For Heather, those numbers represent far more than statistics. “When you start to look at the numbers, it should break your heart,” she says. “These are real people, real families, real children growing up without parents.”

The Justice Reform also mobilizes people through an initiative called Justice Run. Heather explains that the idea was born during one of her own runs when she felt the Holy Spirit give her a powerful picture. “I saw a sea of runners,” she recalls, “but instead of race numbers they had children’s faces on them.” In that moment she felt the question rise in her spirit: what would keep you running no matter what? Her answer was immediate. “Lord, I would run for them.” What began as a personal moment of conviction eventually grew into Justice Run, an event designed to raise awareness and resources while inviting ordinary people to physically participate in the fight against trafficking. Through the run, participants symbolically carry the faces and stories of those still trapped in exploitation, turning movement into advocacy and awareness into action.

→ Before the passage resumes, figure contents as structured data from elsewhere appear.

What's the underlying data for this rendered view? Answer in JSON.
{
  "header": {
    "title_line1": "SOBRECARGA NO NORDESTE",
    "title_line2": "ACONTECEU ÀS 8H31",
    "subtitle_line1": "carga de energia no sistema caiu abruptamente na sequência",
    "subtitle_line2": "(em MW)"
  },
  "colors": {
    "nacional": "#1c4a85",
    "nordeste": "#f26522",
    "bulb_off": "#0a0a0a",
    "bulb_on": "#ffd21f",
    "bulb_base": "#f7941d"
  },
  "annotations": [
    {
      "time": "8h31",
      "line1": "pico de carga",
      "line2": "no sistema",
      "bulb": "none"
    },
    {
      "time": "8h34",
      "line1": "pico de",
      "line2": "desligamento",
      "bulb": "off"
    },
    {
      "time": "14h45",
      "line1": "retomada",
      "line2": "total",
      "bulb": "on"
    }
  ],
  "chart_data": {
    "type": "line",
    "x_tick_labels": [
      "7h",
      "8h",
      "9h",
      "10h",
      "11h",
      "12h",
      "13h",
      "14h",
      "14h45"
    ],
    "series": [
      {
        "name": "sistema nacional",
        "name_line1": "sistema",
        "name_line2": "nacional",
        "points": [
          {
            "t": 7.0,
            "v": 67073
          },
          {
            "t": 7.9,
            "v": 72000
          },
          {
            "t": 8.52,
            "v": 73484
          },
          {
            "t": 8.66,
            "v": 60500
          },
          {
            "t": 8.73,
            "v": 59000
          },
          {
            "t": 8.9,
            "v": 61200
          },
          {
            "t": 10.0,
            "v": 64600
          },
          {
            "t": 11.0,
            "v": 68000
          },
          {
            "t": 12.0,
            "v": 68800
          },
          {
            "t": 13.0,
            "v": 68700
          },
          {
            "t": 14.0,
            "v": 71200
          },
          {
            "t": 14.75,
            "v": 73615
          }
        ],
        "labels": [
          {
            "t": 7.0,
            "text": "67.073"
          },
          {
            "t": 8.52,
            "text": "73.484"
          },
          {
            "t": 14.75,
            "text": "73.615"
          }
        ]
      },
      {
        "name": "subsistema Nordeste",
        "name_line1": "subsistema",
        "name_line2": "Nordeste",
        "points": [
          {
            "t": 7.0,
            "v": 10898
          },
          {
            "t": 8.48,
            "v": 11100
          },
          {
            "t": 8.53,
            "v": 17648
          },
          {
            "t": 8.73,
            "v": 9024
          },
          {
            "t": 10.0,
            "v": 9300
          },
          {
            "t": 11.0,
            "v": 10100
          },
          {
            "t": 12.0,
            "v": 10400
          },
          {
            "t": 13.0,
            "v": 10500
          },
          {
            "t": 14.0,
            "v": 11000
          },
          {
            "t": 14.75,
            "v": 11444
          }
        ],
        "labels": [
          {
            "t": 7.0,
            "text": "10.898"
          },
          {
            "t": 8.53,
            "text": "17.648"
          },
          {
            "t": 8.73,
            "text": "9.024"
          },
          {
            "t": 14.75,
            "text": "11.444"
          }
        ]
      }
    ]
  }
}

Mercy Culture’s response goes even further than awareness. In Fort Worth, Texas, on the Mercy Culture property, the ministry is constructing the Justice Residence, a large scale restoration home designed to house up to one hundred survivors of human trafficking at a time. Women will be able to live there for one to three years while rebuilding their lives through counseling, mentorship, life skills training, and deep spiritual discipleship in a safe and stable environment. “We will help them heal and grow through discipleship programs and long term housing,” Heather explains, describing a process designed to restore women physically, emotionally, and spiritually after years of trauma. The goal is not simply temporary safety but lasting freedom and stability. “We want to help them get established so they don’t go back and end up exploited again, even pulled back into human sex trafficking,” she says. For Heather, the mission reflects the heart of the gospel itself. Jesus did not simply announce freedom; He walked directly into places where people were bound and restored them, and she believes the church is called to do the same.

Her vision for California is equally bold. At Pirate’s Cove, a place marked by revival history and baptisms, Heather says she saw the state not dead but dormant. “All of a sudden it was like waves of grain, like a harvest for God,” she says. That conviction helped lead Mercy Culture to Orange County. While on a prayer run along the beach she asked God for a clear sign. “I saw the Macedonian man from the book of Acts waving us in,” she says. Moments later a rain- bow stretched across the ocean. “I’m like, ‘Landon, it’s a sign. God spoke. I asked for a sign.’”

For Heather, moments like that confirmed what she and Landon had been sensing as they prayed for clarity. Mercy Culture Orange County will open on Pentecost Sunday, May 24, 2026.

When asked why she believes revival is beginning in California, Heather points to something happening simultaneously on the opposite side of the country. “There have been two previous revivals that started in California,” she says. “Pastors from Washington, D.C. heard about the revival fires in California. They flew to Southern California to catch what was happening. Then they flew back to D.C., and revival broke out there.”

“It’s like a stretching across the nation where God is going from the West Coast to the East Coast to bring revival.”

Heather’s story, both personally and through the Mercy Culture ministries, is another testimony that the supernatural is more common than it is rare when people allow God to move and partner with Him through obedience to His call. From a broken, lost, and nearly dead teenage girl she has become a woman empowered by God and now leading others to do the same. She often shares a simple truth born from her own life: if He can do it for me, He can do it for you. For those with eyes to see, her story stands as a reminder that God has not finished with America, and that when a united people respond in obedience, faith is igniting across the nation.